IBIS (I/O Buffer Information Specification) and the Algorithmic Modeling Interface (AMI) extensions are standards typically used in SerDes design and analysis. IBIS-AMI modeling can also be applied to parallel bus analysis for LPDDR5 designs. The benefits of this modeling approach include interoperability (different models work together), portability (models run in multiple simulators), accuracy (results correlate to measurements), IP protection (circuit details are not exposed) and performance (million-bit simulations are practical).

There are challenges to apply SerDes modeling to a DDR interface, including the non-symmetrical nature of LPDDR5 timing, see diagram below.

LPDDR5 DRAM IV Curves

From a big picture point of view, channel simulations and circuit transient analysis are correlated, including IBIS-AMI models, using the Cadence Sigrity Explorer tool.

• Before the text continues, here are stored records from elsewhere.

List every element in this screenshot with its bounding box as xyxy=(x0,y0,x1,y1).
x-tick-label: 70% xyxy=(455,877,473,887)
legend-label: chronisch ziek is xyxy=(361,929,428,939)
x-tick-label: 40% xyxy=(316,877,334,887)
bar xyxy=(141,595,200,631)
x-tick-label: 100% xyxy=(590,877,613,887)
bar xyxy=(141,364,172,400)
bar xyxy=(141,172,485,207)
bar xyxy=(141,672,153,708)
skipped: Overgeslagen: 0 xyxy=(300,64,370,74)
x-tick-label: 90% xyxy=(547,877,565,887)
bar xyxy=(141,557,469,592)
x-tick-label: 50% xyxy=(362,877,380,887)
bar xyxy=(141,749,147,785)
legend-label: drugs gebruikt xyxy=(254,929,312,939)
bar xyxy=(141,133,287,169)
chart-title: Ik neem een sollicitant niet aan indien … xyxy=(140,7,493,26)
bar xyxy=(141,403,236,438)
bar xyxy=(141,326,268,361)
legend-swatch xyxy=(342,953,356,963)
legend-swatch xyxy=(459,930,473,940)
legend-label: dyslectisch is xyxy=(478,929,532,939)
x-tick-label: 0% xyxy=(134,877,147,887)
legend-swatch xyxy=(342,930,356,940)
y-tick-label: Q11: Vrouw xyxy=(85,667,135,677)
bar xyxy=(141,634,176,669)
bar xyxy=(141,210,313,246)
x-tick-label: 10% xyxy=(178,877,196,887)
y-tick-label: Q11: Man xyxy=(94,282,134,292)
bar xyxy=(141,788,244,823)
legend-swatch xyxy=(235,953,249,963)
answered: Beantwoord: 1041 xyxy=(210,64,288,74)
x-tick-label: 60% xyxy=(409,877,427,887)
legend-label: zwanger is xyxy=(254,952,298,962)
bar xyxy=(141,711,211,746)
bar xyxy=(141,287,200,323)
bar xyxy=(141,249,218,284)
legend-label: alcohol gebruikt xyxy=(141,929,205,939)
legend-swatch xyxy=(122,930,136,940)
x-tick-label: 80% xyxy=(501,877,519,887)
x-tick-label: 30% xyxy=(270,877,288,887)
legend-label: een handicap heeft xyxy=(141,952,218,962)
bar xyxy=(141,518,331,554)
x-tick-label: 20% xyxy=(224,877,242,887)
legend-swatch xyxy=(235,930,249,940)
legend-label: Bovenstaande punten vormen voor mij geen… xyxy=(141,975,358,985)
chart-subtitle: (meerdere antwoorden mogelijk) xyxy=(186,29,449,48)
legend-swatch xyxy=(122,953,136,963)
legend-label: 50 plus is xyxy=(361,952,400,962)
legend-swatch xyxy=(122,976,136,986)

To complete the analysis, memory models were supplied by Micron and controller models were supplied by the Cadence IP team. Socionext and Micron provided package models for controller and memory, respectively. See diagram below for some results.

IBIS AMI vs. Transient

Green: Circuit simulation; Blue: Channel simulation

For crosstalk simulation, two approaches were used -characterize each bus signal individually as is done in SerDes channel simulations and characterize the entire bus with practical stimulus patterns. Using the following conditions, the effect of channel length on performance can be modeled.

Channel length vs. performance

The analysis suggests a trace length of one inch is desirable. This presentation highlighted the modeling and simulation techniques needed to help achieve a fully functional system with LPDDR5 memories. Accurate modeling with good ecosystem participation are required for success.